We settle next to the boxing ring and Lammy politely ignores both of my attempted jokes framing the interview as a boxing metaphor. The bell rings and I ask about his history of being a football supporter. He paints a picture of a world far removed from the gloss of the product of the modern day:
“In those days [the 70’s] I wouldn’t describe watching football as multicultural, it wasn’t a multicultural experience! It was slightly scary! I felt lucky to be watching with adults.
“There was a lot of powerful masculinity, working class masculinity. You didn’t see many women, it wasn’t multicultural; it was a place where working class culture was writ large.
“Football has become much more of a family thing, this was the era before corporate boxes, it was very cheap to buy a football ticket. I think this began to change in the 90s when football became the big money thing that we know it to be today.”
Football culture becoming less hostile and more diverse is visually apparent from the contrasting images of crowds today to decades ago. This move away from the hooliganism that saw English clubs being banned from European competition in the 1980s can only be considered a good thing, but what of the product born out of the influx of money of the 1990s?
I ask whether this change has been for the better or for the worse, whether today’s class divisions are being stretched by a lack of social space for working class communities. I get a non-answer.

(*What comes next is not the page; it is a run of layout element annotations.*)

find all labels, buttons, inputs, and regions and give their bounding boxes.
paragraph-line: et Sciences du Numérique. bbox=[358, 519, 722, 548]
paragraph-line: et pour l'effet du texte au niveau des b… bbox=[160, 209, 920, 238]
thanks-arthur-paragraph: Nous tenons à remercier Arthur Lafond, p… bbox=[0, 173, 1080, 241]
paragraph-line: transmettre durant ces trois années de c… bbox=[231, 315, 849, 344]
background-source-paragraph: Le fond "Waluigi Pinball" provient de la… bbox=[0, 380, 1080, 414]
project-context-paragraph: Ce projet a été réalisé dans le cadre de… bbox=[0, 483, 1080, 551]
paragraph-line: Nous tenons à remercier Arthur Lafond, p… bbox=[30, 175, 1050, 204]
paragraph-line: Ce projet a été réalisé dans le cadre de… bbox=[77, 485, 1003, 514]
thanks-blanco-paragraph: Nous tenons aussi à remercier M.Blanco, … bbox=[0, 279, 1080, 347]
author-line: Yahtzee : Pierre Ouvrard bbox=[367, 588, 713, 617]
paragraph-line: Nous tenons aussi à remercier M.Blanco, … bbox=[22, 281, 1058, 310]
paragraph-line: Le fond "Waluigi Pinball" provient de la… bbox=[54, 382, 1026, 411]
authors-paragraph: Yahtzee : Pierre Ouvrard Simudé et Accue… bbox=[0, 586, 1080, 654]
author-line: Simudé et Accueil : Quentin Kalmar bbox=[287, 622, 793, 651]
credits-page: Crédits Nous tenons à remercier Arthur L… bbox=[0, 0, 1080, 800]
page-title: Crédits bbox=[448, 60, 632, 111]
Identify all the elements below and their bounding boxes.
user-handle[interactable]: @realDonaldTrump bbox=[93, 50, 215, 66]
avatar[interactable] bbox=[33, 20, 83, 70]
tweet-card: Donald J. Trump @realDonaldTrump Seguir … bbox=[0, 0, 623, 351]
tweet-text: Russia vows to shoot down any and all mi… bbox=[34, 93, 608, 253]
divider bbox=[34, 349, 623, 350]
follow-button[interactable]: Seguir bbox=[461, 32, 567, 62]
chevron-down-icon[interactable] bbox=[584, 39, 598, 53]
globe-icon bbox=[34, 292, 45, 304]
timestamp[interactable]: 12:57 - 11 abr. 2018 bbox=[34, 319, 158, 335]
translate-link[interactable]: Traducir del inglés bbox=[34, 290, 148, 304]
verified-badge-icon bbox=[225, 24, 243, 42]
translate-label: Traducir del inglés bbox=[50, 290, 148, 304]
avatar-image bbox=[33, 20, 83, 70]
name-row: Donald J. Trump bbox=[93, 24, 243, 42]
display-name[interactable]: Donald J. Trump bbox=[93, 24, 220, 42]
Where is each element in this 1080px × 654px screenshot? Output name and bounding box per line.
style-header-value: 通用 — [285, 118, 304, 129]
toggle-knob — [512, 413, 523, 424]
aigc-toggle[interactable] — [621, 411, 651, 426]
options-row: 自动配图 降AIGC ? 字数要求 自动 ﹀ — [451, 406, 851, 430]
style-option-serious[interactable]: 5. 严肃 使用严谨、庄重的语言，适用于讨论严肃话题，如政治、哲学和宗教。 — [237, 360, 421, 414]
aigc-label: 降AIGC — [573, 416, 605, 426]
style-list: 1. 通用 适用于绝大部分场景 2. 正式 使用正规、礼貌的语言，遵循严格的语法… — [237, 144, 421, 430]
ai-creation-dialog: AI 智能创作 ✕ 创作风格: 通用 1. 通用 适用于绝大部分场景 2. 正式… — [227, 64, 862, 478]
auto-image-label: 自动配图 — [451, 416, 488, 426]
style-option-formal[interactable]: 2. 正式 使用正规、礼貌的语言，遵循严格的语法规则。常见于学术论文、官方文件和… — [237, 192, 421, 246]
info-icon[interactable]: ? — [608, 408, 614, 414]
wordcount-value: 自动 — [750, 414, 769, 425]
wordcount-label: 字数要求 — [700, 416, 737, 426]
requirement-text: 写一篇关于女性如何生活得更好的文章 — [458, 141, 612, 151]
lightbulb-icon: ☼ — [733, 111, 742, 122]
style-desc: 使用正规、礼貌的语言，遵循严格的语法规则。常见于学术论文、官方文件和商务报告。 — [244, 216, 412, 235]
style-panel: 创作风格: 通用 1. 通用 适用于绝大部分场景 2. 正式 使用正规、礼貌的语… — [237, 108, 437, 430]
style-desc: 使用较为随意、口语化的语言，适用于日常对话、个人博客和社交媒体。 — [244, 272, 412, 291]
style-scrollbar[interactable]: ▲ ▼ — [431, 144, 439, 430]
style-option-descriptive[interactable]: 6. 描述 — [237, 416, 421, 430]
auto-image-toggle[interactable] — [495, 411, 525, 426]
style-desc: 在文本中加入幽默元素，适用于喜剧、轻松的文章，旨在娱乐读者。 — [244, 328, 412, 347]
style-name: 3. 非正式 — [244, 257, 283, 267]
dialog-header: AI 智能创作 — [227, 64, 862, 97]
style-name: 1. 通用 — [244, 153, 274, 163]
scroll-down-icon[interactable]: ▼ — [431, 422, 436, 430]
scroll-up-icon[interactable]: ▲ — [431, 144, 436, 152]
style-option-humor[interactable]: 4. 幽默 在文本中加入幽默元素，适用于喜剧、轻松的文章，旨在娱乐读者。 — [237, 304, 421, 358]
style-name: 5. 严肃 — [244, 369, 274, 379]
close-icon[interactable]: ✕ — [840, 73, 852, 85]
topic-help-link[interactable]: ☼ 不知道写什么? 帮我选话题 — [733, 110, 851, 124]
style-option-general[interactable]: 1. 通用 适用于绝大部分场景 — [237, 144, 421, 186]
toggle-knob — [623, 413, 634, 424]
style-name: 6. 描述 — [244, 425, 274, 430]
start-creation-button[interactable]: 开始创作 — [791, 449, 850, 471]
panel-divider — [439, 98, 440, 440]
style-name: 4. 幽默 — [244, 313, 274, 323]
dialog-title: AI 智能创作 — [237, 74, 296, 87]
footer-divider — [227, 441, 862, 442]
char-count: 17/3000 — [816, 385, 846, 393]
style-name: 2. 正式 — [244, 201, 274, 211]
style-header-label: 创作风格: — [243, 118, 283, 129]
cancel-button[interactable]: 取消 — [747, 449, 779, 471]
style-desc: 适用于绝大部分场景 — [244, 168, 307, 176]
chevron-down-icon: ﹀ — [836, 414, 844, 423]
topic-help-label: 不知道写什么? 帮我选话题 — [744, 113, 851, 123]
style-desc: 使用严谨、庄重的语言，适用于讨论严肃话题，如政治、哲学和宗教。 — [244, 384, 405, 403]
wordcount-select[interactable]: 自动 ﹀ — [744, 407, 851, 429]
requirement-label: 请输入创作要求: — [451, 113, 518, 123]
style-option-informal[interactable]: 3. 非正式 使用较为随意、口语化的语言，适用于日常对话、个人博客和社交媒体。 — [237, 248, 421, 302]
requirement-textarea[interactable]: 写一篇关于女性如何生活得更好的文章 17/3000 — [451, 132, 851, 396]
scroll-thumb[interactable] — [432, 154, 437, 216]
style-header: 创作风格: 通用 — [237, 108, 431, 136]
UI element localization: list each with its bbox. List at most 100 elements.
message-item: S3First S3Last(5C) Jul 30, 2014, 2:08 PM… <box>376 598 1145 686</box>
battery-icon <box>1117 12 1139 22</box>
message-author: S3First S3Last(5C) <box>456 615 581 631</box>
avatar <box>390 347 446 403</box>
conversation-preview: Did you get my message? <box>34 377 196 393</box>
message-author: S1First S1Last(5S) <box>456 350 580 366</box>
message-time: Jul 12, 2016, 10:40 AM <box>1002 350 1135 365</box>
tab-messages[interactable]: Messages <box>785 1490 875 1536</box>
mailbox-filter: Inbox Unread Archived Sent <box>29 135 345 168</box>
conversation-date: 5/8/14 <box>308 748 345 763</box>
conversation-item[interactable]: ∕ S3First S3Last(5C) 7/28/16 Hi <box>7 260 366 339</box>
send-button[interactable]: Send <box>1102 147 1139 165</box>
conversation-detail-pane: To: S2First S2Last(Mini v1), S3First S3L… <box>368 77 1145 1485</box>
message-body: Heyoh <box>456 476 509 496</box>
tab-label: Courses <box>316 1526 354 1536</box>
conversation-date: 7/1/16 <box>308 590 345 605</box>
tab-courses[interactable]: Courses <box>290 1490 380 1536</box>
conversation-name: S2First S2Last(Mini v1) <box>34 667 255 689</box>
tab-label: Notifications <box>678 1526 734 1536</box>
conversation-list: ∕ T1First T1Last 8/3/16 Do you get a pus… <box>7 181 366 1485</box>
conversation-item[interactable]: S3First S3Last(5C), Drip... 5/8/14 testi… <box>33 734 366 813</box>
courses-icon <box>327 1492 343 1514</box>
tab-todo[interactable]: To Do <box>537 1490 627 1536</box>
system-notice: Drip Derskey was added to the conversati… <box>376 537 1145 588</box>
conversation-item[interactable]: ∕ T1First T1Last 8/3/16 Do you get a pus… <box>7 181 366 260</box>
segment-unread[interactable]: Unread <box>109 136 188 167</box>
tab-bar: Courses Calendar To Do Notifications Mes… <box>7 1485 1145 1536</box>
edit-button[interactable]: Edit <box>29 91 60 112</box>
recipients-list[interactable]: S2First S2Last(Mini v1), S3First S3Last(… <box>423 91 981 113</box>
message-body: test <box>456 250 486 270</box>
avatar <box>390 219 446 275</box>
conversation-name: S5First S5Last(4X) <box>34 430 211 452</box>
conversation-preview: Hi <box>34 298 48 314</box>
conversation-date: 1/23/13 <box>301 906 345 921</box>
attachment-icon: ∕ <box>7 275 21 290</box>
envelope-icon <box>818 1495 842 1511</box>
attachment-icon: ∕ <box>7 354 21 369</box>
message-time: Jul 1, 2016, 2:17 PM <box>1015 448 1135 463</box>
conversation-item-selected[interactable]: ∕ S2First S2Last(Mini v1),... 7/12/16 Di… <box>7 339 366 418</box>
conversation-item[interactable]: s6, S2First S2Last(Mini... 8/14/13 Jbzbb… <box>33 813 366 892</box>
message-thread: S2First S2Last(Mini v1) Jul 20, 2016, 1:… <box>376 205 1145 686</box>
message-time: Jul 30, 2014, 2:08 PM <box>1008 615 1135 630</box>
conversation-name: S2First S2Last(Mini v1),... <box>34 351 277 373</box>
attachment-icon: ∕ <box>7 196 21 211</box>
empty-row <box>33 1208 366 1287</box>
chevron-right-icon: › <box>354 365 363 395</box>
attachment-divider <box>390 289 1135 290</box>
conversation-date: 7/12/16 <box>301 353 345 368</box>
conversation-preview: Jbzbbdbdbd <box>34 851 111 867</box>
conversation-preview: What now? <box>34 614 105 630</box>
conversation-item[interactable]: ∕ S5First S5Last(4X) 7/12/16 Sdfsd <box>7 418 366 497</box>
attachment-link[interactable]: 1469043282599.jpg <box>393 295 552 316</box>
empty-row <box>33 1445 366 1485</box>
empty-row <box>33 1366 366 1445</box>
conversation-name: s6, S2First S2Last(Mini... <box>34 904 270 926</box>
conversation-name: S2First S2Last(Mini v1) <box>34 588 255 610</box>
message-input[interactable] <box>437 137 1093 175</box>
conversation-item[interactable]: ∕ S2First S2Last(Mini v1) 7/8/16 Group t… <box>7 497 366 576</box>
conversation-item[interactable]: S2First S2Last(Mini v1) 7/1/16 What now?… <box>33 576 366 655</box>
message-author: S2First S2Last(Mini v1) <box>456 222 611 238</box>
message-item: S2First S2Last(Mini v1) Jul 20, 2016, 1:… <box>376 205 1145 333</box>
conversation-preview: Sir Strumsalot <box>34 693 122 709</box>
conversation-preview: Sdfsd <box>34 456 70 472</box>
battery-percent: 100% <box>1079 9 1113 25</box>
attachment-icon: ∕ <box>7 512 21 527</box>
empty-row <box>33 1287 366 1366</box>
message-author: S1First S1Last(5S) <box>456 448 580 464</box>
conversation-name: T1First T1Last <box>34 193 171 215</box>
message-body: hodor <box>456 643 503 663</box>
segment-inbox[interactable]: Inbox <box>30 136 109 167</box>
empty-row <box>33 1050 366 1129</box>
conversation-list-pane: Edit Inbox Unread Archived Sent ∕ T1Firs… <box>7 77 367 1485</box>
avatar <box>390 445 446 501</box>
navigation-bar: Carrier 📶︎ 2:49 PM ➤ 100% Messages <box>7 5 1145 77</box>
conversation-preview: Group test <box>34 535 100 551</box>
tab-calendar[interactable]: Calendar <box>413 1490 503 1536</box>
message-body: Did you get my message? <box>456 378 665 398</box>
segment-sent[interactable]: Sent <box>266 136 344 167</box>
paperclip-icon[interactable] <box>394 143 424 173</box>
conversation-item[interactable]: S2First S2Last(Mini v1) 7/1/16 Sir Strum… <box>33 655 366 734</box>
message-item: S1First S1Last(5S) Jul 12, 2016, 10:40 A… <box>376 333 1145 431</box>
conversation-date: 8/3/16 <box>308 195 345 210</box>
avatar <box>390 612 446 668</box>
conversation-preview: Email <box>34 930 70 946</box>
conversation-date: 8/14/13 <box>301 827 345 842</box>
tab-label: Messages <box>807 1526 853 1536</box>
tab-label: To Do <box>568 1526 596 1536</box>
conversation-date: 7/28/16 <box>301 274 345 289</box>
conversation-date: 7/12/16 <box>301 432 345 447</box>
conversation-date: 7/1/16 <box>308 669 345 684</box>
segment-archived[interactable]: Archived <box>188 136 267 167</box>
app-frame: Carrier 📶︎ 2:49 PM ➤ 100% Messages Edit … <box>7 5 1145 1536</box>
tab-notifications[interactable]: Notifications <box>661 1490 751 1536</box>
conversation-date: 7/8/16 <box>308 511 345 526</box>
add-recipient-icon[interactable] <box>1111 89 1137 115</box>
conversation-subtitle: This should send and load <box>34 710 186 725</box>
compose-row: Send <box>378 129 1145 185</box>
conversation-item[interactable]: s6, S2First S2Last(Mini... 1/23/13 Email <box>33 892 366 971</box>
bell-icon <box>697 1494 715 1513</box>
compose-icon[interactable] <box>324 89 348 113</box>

“It’s hugely important that football remains connected to ordinary people”
I change tack and we discuss how his role as Tottenham MP plays a part in the local sports community which elicits a seemingly more comfortable answer:
“It’s my job to defend this community. The story of the birth of Tottenham Hotspur, starting in a local Anglican community in the latter part of the 19th century and birthing this global monolith is an amazing story that always connects sport with this amazing constituency”.
It’s impossible not to wonder just how connected those two entities are, how much of the local Anglican community is still visible in the global brand of Tottenham Hotspur Football Club. Yet, if there is one way of maintaining that link then it’s through the fans and by ensuring their voices are being heard in Premier League boardrooms, and on that point Lammy looks across the House of Commons floor for praise.
“The work that Tracey Crouch has done is to be welcomed, I do think football needs a regulator, I do want to see supporters, supporters’ trusts and supporters’ associations represented on that regulatory body.
“It’s hugely important that football remains connected to ordinary people and it’s history.”
Considering Tracey Crouch’s successes in driving change inside of football’s governance, it’s tempting to wonder whether the Labour Party is being left behind on this topic. Lammy has previously joked that his political party membership and his Spurs support are not altogether different. Considering polls are placing Labour anywhere between 15 and 25 points ahead, would he feel differently now given it’s quite likely his party may be leading change after the next general election.
Yet his response is light on detail and, dare I say it, ambition: “Our [Spurs’] history is the beautiful game and similarly with the Labour Party, we have been out of power more often than we have been in power. Sometimes we’re a bit purist in our ideals.”
Indeed, the notion of being “purist in ideals” but profligate in delivery does evoke clear parallels between both Labour and Tottenham. However, with a realistic chance of being able to make genuine changes for the better of communities, time will tell whether this comparison loses relevance. Ironically, the Spurs motto Audere est facere, may be a tagline the Labour front bench could find inspiration in.
In the meantime I share Kevin’s hopes that David Lammy, MP for Tottenham and advocate of sport in the community, is able to visit the Tottenham Community Sport Centre more than twice in the next 13 years.